VMware and several other closed-source Linux supporters distribute their kernel modules the same way.
The exploit involves executing C code which uses the buffer overflow to replace the address of the free() function in your running copy of Xorg. I'm not saying it's impossible, but how is a web page going to make a Linux web browser execute arbitrary C code? ...
OK, I read a bit further, looks like you just need to create a malformed glyph in an embedded font. Not at all difficult to do with Java, Flash, or just plain HTML (or so I've heard, never seen an embedded HTML font in the wild). Damnit. Back to eLinks for me!
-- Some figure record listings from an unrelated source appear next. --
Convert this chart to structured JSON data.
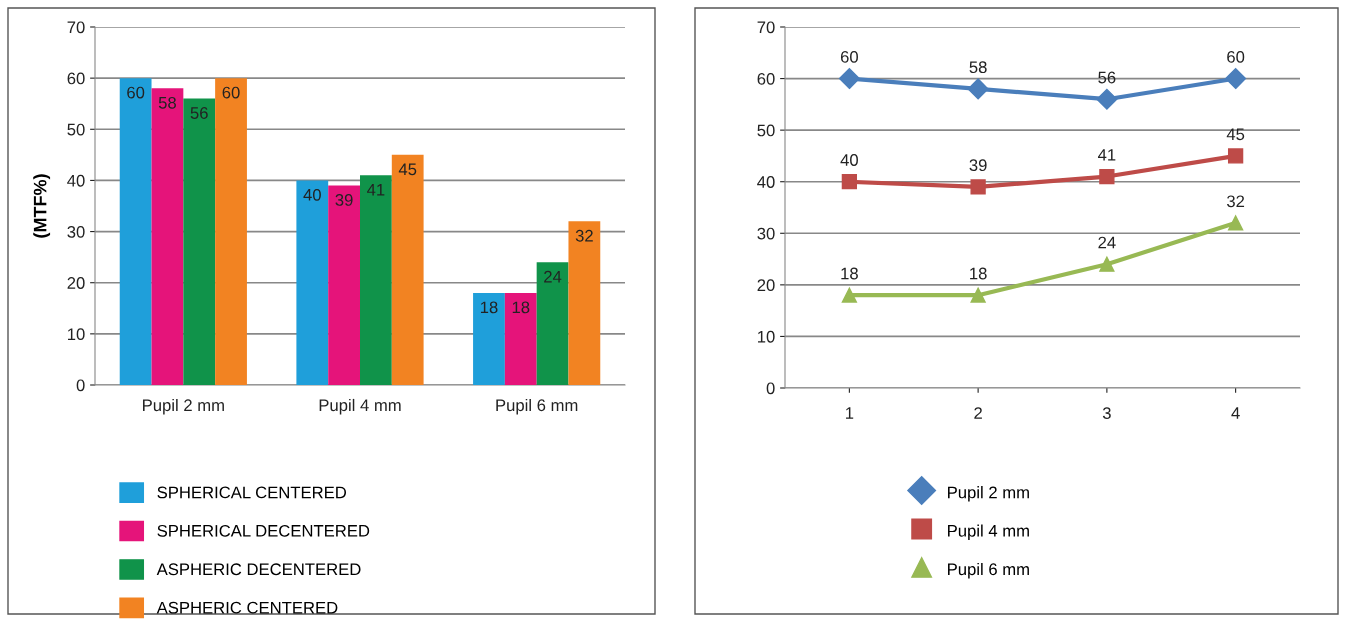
{
  "chart_data": [
    {
      "type": "bar",
      "ylabel": "(MTF%)",
      "categories": [
        "Pupil 2 mm",
        "Pupil 4 mm",
        "Pupil 6 mm"
      ],
      "ylim": [
        0,
        70
      ],
      "yticks": [
        0,
        10,
        20,
        30,
        40,
        50,
        60,
        70
      ],
      "grid": "y",
      "legend": "bottom left",
      "data_labels": true,
      "series": [
        {
          "name": "SPHERICAL CENTERED",
          "color": "#1f9fda",
          "values": [
            60,
            40,
            18
          ]
        },
        {
          "name": "SPHERICAL DECENTERED",
          "color": "#e5147a",
          "values": [
            58,
            39,
            18
          ]
        },
        {
          "name": "ASPHERIC DECENTERED",
          "color": "#10934a",
          "values": [
            56,
            41,
            24
          ]
        },
        {
          "name": "ASPHERIC CENTERED",
          "color": "#f28322",
          "values": [
            60,
            45,
            32
          ]
        }
      ]
    },
    {
      "type": "line",
      "x": [
        1,
        2,
        3,
        4
      ],
      "xlim": [
        0.5,
        4.5
      ],
      "xticks": [
        1,
        2,
        3,
        4
      ],
      "ylim": [
        0,
        70
      ],
      "yticks": [
        0,
        10,
        20,
        30,
        40,
        50,
        60,
        70
      ],
      "grid": "y",
      "legend": "bottom left",
      "data_labels": true,
      "line_style": "solid",
      "series": [
        {
          "name": "Pupil 2 mm",
          "color": "#4a7ebb",
          "marker": "diamond",
          "values": [
            60,
            58,
            56,
            60
          ]
        },
        {
          "name": "Pupil 4 mm",
          "color": "#be4b48",
          "marker": "square",
          "values": [
            40,
            39,
            41,
            45
          ]
        },
        {
          "name": "Pupil 6 mm",
          "color": "#98b954",
          "marker": "triangle",
          "values": [
            18,
            18,
            24,
            32
          ]
        }
      ]
    }
  ]
}
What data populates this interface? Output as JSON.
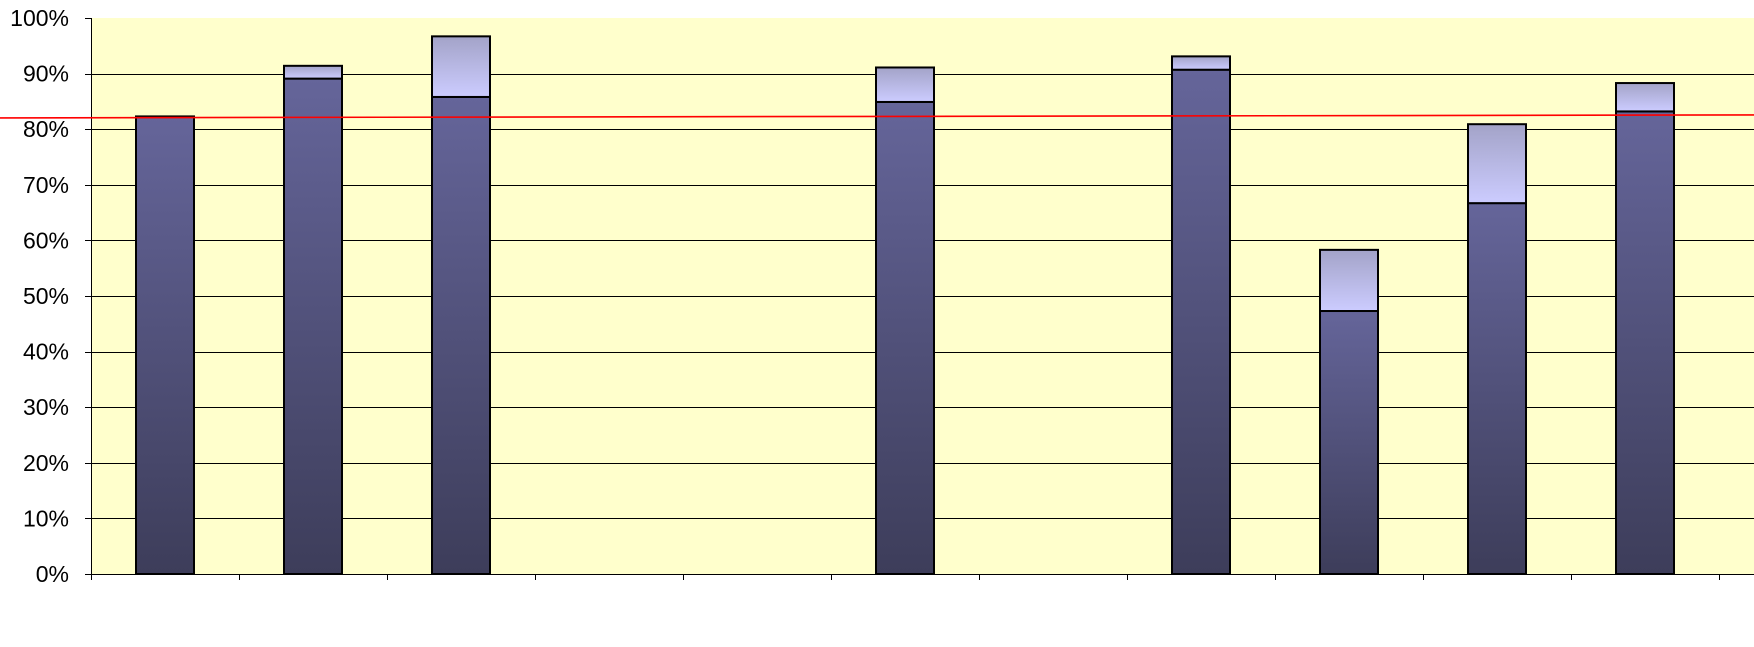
{
  "chart_data": {
    "type": "bar",
    "stacked": true,
    "categories": [
      "",
      "",
      "",
      "",
      "",
      "",
      "",
      "",
      "",
      "",
      ""
    ],
    "series": [
      {
        "values": [
          82.3,
          89.1,
          85.8,
          null,
          null,
          84.9,
          null,
          90.7,
          47.3,
          66.7,
          83.2
        ]
      },
      {
        "values": [
          0,
          2.3,
          10.9,
          null,
          null,
          6.2,
          null,
          2.4,
          11.0,
          14.2,
          5.1
        ]
      }
    ],
    "reference_line": {
      "value": 82.3
    },
    "ylim": [
      0,
      100
    ],
    "y_ticks": [
      "0%",
      "10%",
      "20%",
      "30%",
      "40%",
      "50%",
      "60%",
      "70%",
      "80%",
      "90%",
      "100%"
    ],
    "y_tick_values": [
      0,
      10,
      20,
      30,
      40,
      50,
      60,
      70,
      80,
      90,
      100
    ],
    "title": "",
    "xlabel": "",
    "ylabel": "",
    "grid": true,
    "legend": "none",
    "colors": {
      "plot_background": "#ffffcc",
      "gridline": "#000000",
      "bar_lower_top": "#65659a",
      "bar_lower_bottom": "#3d3d5a",
      "bar_upper_top": "#a3a3c8",
      "bar_upper_bottom": "#ccccff",
      "bar_outline": "#000000",
      "reference_line": "#ff0000"
    }
  }
}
The OS manages access to your hardware. Without signifigant modifications to the hardware (hardware hypervisor), or a virtualization layer sitting between the hardware and multiple operating systems, it is currently impossible to boot two operating systems at the same time on the same CPU (or even multiple CPUs.)
Currently, all operating systems expect that they have complete access to hardware, so running 2 or more at the same time requires modifying the operating systems themselves (Xen), or incurring a signifigant performance hit to run un-modified operating systems (VMware.)
This is, of course, a vast over-simplification, but I hope it makes this a bit more clear.